I will create more content and share with you more information, little secrets that for me have worked so you can also try them and see, maybe it helps you as well. Because there are symptoms that I had that have minimized a lot, especially like burning sensations to my feet, numbness and tingling and also this feeling of like electricity passing through my leg. I used to have this a lot. Now I don’t have it, almost never. And also how to help fatigue, how to help my body to be more rested, to feel better, and also my brain.

I have said that already in my M.S. diagnosis video and I will repeat it here because I strongly believe in it, there are a lot of things that we can do to support our body, to change our symptoms and to change this path that it’s not just a one way street: I have M.S., this is my diagnosis, I have no clue what is going to happen. It’s true, we don’t know. But we can still change our overall image. We can change how we feel about all of that and we can do our best to impact in a positive way our everyday life. Personally, I will not stop my quest in discovering ways to feel better. I’m never going to stop and wanting why not to cure myself, if possible, and not only in terms of an MRI and what it shows, if there are still lesions or not, but mostly on how I feel because I’m okay to have the diagnosis, but I am not okay in still struggling.
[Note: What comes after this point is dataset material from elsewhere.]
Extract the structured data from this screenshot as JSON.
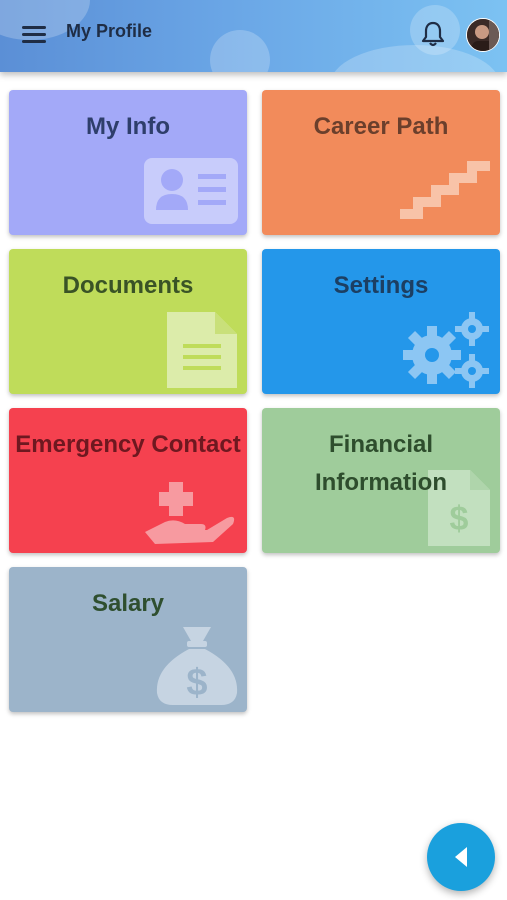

I want to get better, much better. When my M.S. started 22 years ago, I lost the ability to walk after a snowboarding trip. 22 years later, I can snowboard again and I can snowboard since the last four years, slowly in my own rhythm, in my own way, but I can snowboard and I’m not giving up on that. I love that sport and I want to become very good at it.

Having also this motivation of «I want to get better at snowboarding» this helps me for my daily life to really focus on my well-being. I’m not going to go into details right now because it’s going to be another topic but I will tell you a magic word that can really transform every aspects of your body, of your mind, and also of your emotions and it’s called: FOOD!